No, restaking is not the same as traditional staking. Staking involves locking a native asset (like ETH) to secure a single blockchain (like Ethereum). Restaking involves reusing that same staked ETH to secure additional services, such as Actively Validated Services (AVS), like other blockchains, oracles, or bridges, within a network like EigenLayer. It allows capital to be used for multiple security purposes simultaneously, but introduces new risks like slashing across multiple services.

RESTAKING

Technical Deep Dive

Restaking is a novel cryptoeconomic primitive that allows staked assets, like ETH, to be reused to secure additional services beyond their original blockchain. This section explores its core mechanisms, risks, and leading implementations.

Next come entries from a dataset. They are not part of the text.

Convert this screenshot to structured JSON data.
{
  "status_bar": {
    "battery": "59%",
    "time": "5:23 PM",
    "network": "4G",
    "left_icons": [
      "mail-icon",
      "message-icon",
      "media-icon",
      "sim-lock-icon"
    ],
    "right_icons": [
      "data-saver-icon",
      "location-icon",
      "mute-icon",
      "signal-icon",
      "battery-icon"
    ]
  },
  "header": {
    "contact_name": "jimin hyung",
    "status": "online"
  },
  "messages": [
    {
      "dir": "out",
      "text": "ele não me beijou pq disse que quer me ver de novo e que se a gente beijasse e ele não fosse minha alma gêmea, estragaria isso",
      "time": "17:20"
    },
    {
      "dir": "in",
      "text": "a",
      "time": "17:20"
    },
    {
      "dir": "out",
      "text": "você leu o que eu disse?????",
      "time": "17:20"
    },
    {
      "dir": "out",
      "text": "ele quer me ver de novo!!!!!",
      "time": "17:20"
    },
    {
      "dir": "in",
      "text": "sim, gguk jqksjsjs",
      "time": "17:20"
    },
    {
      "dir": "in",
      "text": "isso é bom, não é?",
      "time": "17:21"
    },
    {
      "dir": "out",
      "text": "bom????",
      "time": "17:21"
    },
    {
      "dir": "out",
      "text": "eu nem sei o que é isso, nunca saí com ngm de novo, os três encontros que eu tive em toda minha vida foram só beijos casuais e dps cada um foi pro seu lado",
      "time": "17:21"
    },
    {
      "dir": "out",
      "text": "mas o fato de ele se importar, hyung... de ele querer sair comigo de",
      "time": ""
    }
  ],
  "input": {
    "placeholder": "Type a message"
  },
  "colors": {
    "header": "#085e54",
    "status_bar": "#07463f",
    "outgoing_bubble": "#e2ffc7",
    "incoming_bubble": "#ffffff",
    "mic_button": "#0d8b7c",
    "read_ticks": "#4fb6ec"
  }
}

Restaking is the process of reusing the same staked capital, typically Ethereum (ETH), to provide security for multiple Actively Validated Services (AVSs) simultaneously. It works by extending the slashing conditions of the Ethereum consensus layer to penalize validators for misbehavior on these additional services. A user deposits their staked ETH or Liquid Staking Tokens (LSTs) into a restaking protocol, which then allocates that economic security to chosen AVSs like oracles, bridges, or layer-2 networks. This creates a shared security marketplace, allowing new services to bootstrap security without issuing a new token.

RESTAKING

Frequently Asked Questions

Restaking is a foundational innovation in crypto-economic security. These questions address its core mechanisms, risks, and leading implementations.

Restaking is the process of reusing the same staked Ethereum (ETH) or liquid staking tokens (LSTs) to secure additional services beyond the Ethereum Beacon Chain, such as oracle networks, bridges, or layer-2 sequencers. It works by extending the cryptoeconomic security (the slashing risk) of the validator's stake to these Actively Validated Services (AVSs). A restaker deposits their staked assets into a protocol like EigenLayer, which then allows AVS operators to leverage this pooled security. If an AVS operator misbehaves, the restaker's stake can be slashed, creating a powerful economic disincentive for malicious actions across multiple protocols.